How can I have them to be written to StringBuilder correctly?
Streams (of the java.io
variety, as opposed to java.util.stream
) are for reading (or writing) bytes.
Scanner
deals with chars. If you pass an InputStream
to a Scanner
, you need to provide a charset; otherwise it uses the default charset.

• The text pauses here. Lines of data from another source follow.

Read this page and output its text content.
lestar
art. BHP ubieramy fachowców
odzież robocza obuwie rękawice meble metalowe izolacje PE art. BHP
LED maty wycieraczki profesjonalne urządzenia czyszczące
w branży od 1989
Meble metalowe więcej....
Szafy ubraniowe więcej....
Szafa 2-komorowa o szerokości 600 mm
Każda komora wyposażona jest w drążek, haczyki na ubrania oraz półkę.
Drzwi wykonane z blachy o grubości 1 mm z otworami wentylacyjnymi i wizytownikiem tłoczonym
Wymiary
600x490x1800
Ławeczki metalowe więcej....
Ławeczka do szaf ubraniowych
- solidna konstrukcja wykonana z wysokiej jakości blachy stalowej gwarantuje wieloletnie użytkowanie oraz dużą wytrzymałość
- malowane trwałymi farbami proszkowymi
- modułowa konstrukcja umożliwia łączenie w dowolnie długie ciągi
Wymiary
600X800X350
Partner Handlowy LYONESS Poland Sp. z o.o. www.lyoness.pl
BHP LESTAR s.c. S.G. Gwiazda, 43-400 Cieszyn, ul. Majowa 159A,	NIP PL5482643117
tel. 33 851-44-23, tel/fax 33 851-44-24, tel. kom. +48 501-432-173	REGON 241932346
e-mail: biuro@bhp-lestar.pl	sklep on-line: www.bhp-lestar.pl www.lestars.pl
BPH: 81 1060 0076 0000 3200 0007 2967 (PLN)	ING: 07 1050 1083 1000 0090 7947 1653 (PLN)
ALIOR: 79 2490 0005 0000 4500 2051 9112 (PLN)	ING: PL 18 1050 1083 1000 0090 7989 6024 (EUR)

But: this assumes that the byte stream passed to the Scanner
actually does represent a stream of chars, using some charset. A ZipInputStream
does not, necessarily: it's whatever the contents of the zipped file are. If you say there are characters missing, I presume your zipped file is text; but, from the perspective of reading from the zip file, it's just a stream of bytes.
If you want an InputStream
from a ZipInputStream
, simply return the ZipInputStream
.
If you want to interpret the returned stream as chars, of course you will still need to know the charset; but you just won't have introduced unnecessary round-tripping from bytes to chars to bytes here.
If you want all of the charset encoding to be handled inside this method, return a Reader
, the analogue of InputStream
that represents a stream of chars.
For example, you could return an InputStreamReader
, e.g. new InputStreamReader(zipIn, charset)
. This doesn't absolve you of the issues of knowing the correct charset; but it insulates callers of the method from having to deal with it instead.